The platform layers company context on top of these signals including stack composition, hiring patterns, product maturity and known budget cadences so sales teams can fine-tune messages.
The problem, the founders say, is that they built first their data fabric and then laid models on top of it to rank and route opportunities; personalization crumbles without durable, high-granularity data beneath it.
Why developer go-to-market efforts need better data
Product-led growth has opened up trials, but made converting enterprise deals more challenging in the absence of deeper context. Research from Gartner and Forrester has proven for years that the majority of B2B buyers favor self-serve discovery and peer recommendations over engaging with a sales rep. Stack Overflow boasts millions of developers, and Reddit’s developer and DevOps subs have turned into default research hubs — so intent signals are large but scattered.
Meanwhile, AI has democratized mass outreach and rendered it more affordable, inundating inboxes with lookalike sequences. And technical buyers, already dubious of spray-and-pray strategies, are screening more exhaustively.
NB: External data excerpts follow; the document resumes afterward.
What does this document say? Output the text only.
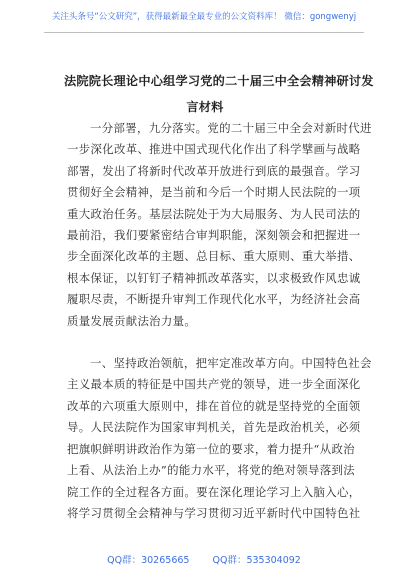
关注头条号“公文研究”，获得最新最全最专业的公文资料库！ 微信：gongwenyj
法院院长理论中心组学习党的二十届三中全会精神研讨发
言材料

一分部署，九分落实。党的二十届三中全会对新时代进
一步深化改革、推进中国式现代化作出了科学擘画与战略
部署，发出了将新时代改革开放进行到底的最强音。学习
贯彻好全会精神，是当前和今后一个时期人民法院的一项
重大政治任务。基层法院处于为大局服务、为人民司法的
最前沿，我们要紧密结合审判职能，深刻领会和把握进一
步全面深化改革的主题、总目标、重大原则、重大举措、
根本保证，以钉钉子精神抓改革落实，以求极致作风忠诚
履职尽责，不断提升审判工作现代化水平，为经济社会高
质量发展贡献法治力量。

一、坚持政治领航，把牢定准改革方向。中国特色社会
主义最本质的特征是中国共产党的领导，进一步全面深化
改革的六项重大原则中，排在首位的就是坚持党的全面领
导。人民法院作为国家审判机关，首先是政治机关，必须
把旗帜鲜明讲政治作为第一位的要求，着力提升“从政治
上看、从法治上办”的能力水平，将党的绝对领导落到法
院工作的全过程各方面。要在深化理论学习上入脑入心，
将学习贯彻全会精神与学习贯彻习近平新时代中国特色社

QQ群：30265665 QQ群：535304092
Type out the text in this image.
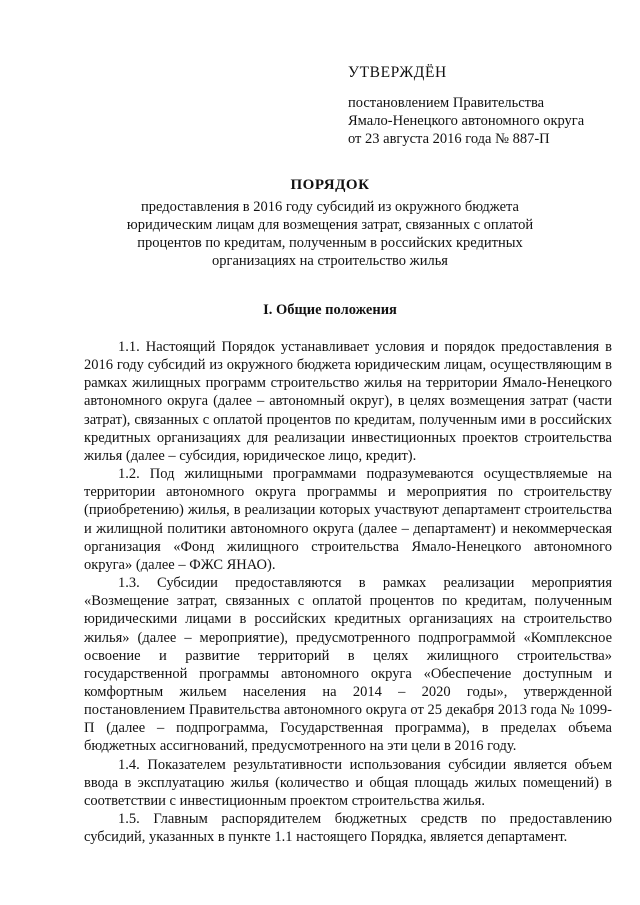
УТВЕРЖДЁН
постановлением Правительства
Ямало-Ненецкого автономного округа
от 23 августа 2016 года № 887-П
ПОРЯДОК
предоставления в 2016 году субсидий из окружного бюджета
юридическим лицам для возмещения затрат, связанных с оплатой
процентов по кредитам, полученным в российских кредитных
организациях на строительство жилья
I. Общие положения

1.1. Настоящий Порядок устанавливает условия и порядок предоставления в 2016 году субсидий из окружного бюджета юридическим лицам, осуществляющим в рамках жилищных программ строительство жилья на территории Ямало-Ненецкого автономного округа (далее – автономный округ), в целях возмещения затрат (части затрат), связанных с оплатой процентов по кредитам, полученным ими в российских кредитных организациях для реализации инвестиционных проектов строительства жилья (далее – субсидия, юридическое лицо, кредит).

1.2. Под жилищными программами подразумеваются осуществляемые на территории автономного округа программы и мероприятия по строительству (приобретению) жилья, в реализации которых участвуют департамент строительства и жилищной политики автономного округа (далее – департамент) и некоммерческая организация «Фонд жилищного строительства Ямало-Ненецкого автономного округа» (далее – ФЖС ЯНАО).

1.3. Субсидии предоставляются в рамках реализации мероприятия «Возмещение затрат, связанных с оплатой процентов по кредитам, полученным юридическими лицами в российских кредитных организациях на строительство жилья» (далее – мероприятие), предусмотренного подпрограммой «Комплексное освоение и развитие территорий в целях жилищного строительства» государственной программы автономного округа «Обеспечение доступным и комфортным жильем населения на 2014 – 2020 годы», утвержденной постановлением Правительства автономного округа от 25 декабря 2013 года № 1099-П (далее – подпрограмма, Государственная программа), в пределах объема бюджетных ассигнований, предусмотренного на эти цели в 2016 году.

1.4. Показателем результативности использования субсидии является объем ввода в эксплуатацию жилья (количество и общая площадь жилых помещений) в соответствии с инвестиционным проектом строительства жилья.

1.5. Главным распорядителем бюджетных средств по предоставлению субсидий, указанных в пункте 1.1 настоящего Порядка, является департамент.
Onfire’s believers, which include investors in the company, say that by creating a new layer of data — tailored to software infrastructure users — that signal can be restored when timing, message and stakeholder map align.
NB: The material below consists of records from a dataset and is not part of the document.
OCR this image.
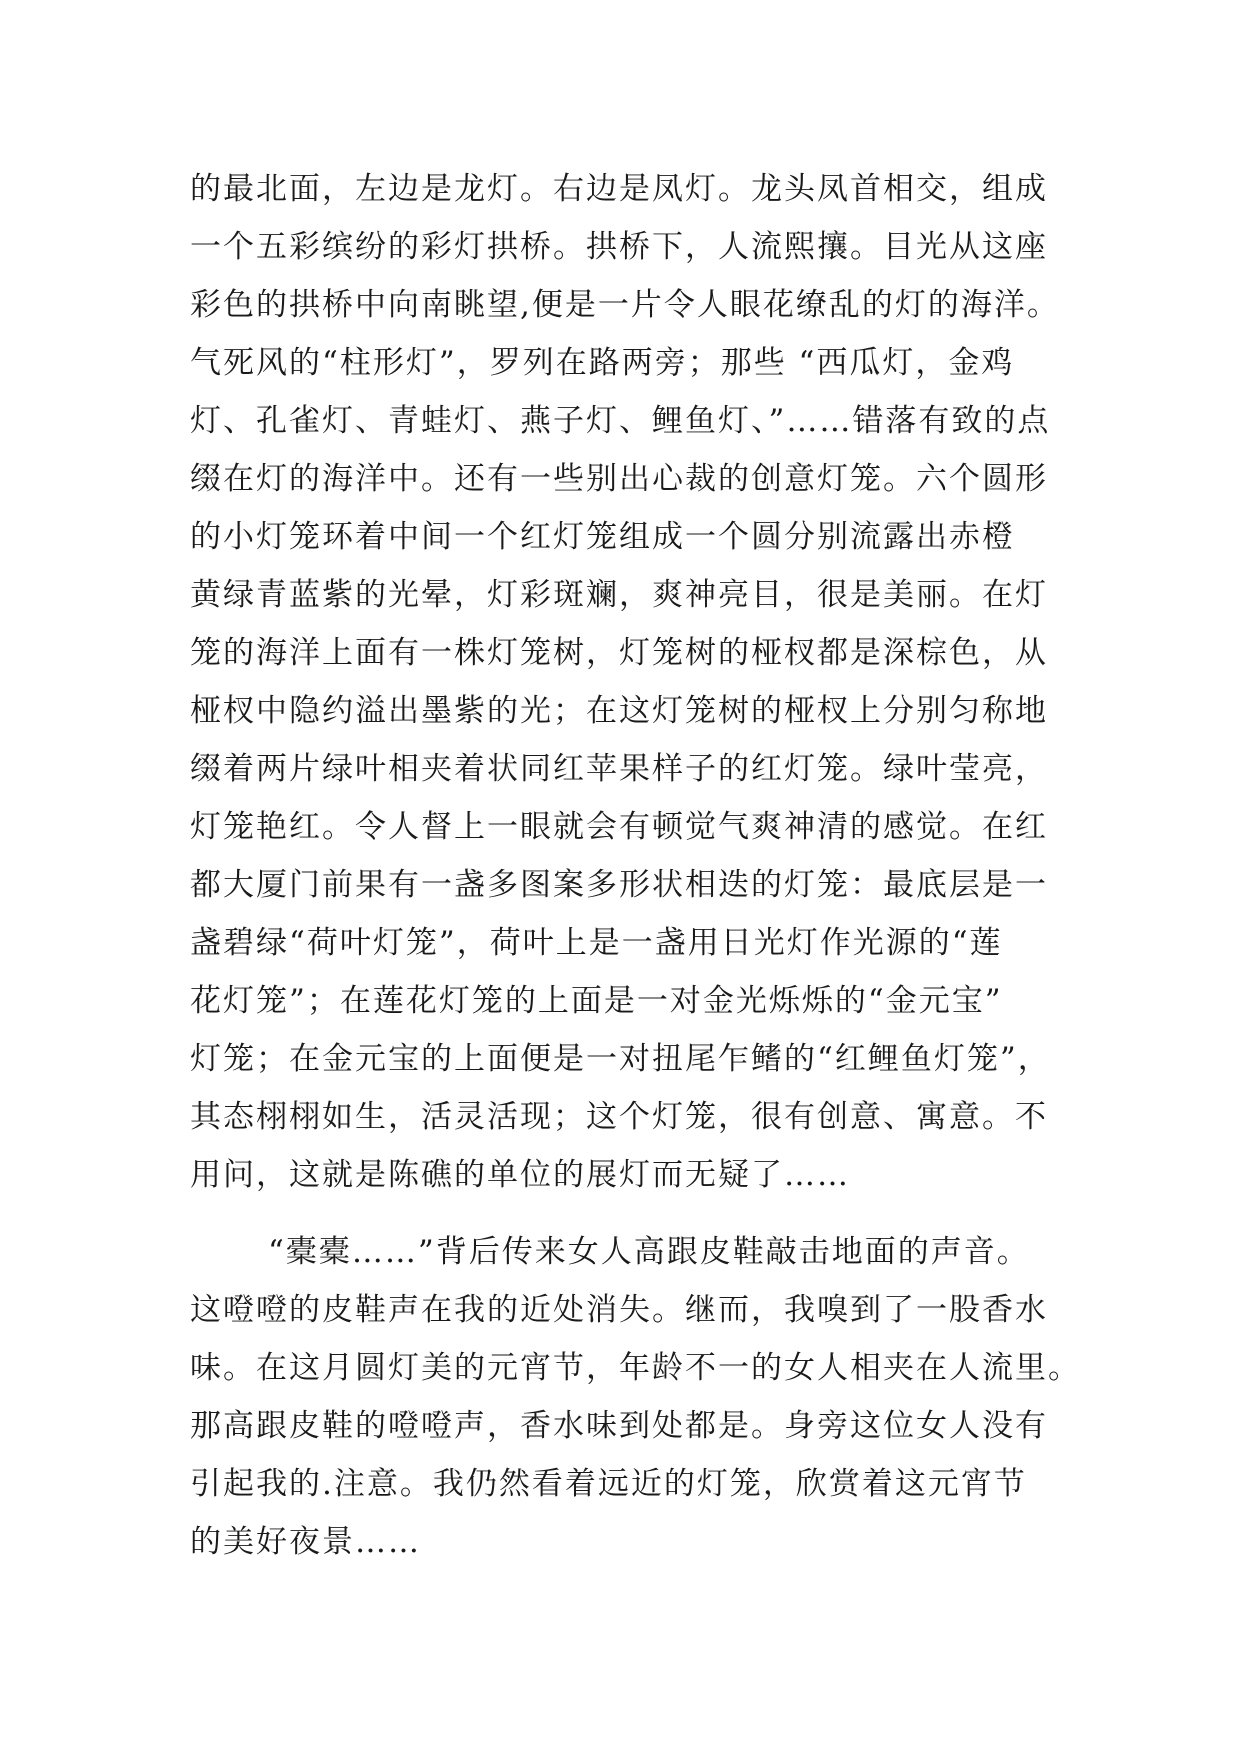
的最北面，左边是龙灯。右边是凤灯。龙头凤首相交，组成
一个五彩缤纷的彩灯拱桥。拱桥下，人流熙攘。目光从这座
彩色的拱桥中向南眺望,便是一片令人眼花缭乱的灯的海洋。
气死风的“柱形灯”，罗列在路两旁；那些 “西瓜灯，金鸡
灯、孔雀灯、青蛙灯、燕子灯、鲤鱼灯、”……错落有致的点
缀在灯的海洋中。还有一些别出心裁的创意灯笼。六个圆形
的小灯笼环着中间一个红灯笼组成一个圆分别流露出赤橙
黄绿青蓝紫的光晕，灯彩斑斓，爽神亮目，很是美丽。在灯
笼的海洋上面有一株灯笼树，灯笼树的桠杈都是深棕色，从
桠杈中隐约溢出墨紫的光；在这灯笼树的桠杈上分别匀称地
缀着两片绿叶相夹着状同红苹果样子的红灯笼。绿叶莹亮，
灯笼艳红。令人督上一眼就会有顿觉气爽神清的感觉。在红
都大厦门前果有一盏多图案多形状相迭的灯笼：最底层是一
盏碧绿“荷叶灯笼”，荷叶上是一盏用日光灯作光源的“莲
花灯笼”；在莲花灯笼的上面是一对金光烁烁的“金元宝”
灯笼；在金元宝的上面便是一对扭尾乍鳍的“红鲤鱼灯笼”，
其态栩栩如生，活灵活现；这个灯笼，很有创意、寓意。不
用问，这就是陈礁的单位的展灯而无疑了……
“橐橐……”背后传来女人高跟皮鞋敲击地面的声音。
这噔噔的皮鞋声在我的近处消失。继而，我嗅到了一股香水
味。在这月圆灯美的元宵节，年龄不一的女人相夹在人流里。
那高跟皮鞋的噔噔声，香水味到处都是。身旁这位女人没有
引起我的.注意。我仍然看着远近的灯笼，欣赏着这元宵节
的美好夜景……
Privacy and ethics questions raised by public data mining
Onfire’s founding team — CEO Tal Peretz, CTO Shahar Shavit and CPO Nitzan Hada — are graduates of an elite intelligence unit specializing in data analytics. That pedigree cuts both ways. The company’s strategy of connecting public forum behavior with employers and decision makers is likely to draw the attention — and perhaps concern — from privacy activists and platform moderators suspicious of off-platform profiling.
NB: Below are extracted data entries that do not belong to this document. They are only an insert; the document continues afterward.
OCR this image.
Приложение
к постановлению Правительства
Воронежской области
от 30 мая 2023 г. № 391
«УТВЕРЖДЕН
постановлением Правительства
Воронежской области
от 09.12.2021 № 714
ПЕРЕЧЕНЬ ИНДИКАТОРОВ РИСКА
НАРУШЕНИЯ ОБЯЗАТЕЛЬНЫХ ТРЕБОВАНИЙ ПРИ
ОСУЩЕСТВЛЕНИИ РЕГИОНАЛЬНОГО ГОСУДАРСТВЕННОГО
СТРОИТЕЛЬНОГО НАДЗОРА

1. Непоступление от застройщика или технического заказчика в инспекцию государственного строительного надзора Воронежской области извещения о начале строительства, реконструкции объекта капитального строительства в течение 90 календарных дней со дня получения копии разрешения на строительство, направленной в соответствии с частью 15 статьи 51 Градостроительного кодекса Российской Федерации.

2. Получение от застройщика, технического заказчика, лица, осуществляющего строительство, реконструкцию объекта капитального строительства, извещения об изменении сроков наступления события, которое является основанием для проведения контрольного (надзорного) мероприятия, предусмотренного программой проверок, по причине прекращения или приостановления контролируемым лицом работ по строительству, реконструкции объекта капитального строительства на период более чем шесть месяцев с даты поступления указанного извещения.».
The startup says it is analyzing only public data and describes the outcome as more targeted, less noisy outreach — contacting fewer people with higher relevance. Even so, the gray areas exist. Best practice here generally involves respecting platform terms, not using sensitive attributes, providing opt-outs and focusing on company-level context rather than personal characteristics. How Onfire will operationalize guardrails, however, will inform uptake among wary suppliers.
Onfire’s potential moat against incumbent sales platforms
General-purpose CRMs and intent-data brokers measure website visits or content downloads, but developer intent often exists outside traditional funnels. Onfire sells a verticalized dataset that grows as more customers use it: every new signal annotation, win or loss, fine-tunes the model for similar accounts and types of problems. That flywheel, if defensible, represents the company’s moat against giants like Salesforce and HubSpot as well as horizontal AI sales tools.
That’s because the missing piece here has been high-fidelity buying context drawn from where engineers are actually talking.
Grove Ventures managing partner Lotan Levkowitz experienced this problem firsthand when he spent years tracking infrastructure go-to-market strategy as a partner for Battery and Head of Sales, EMEA at Varonis.
The firm believes that Onfire’s data-first approach is what sets it apart in an environment where many tools are adding AI wrappers without their own proprietary data underneath.
Where the new funding will be invested across teams
The fresh capital will support hiring in AI, R&D and sales. Onfire’s central engineering is still in Israel, with about 60% of the team there, but its go-to-market hub is in New York to be close to U.S. infrastructure buyers. Anticipate deeper integrations into CRMs and sales engagement platforms, more vertical-specific playbooks and broader coverage of niche forums where highly specialized intent lurks.
What to watch next: conversion lift from signal-driven outreach versus traditional sequences, time-to-first-meeting post-signal detection and expansion into adjacent categories like FinOps, observability and data tooling. If Onfire can make that a repeatable machine that turns public chatter into pipeline with less email and better win rates, developer-first salespeople will perk up.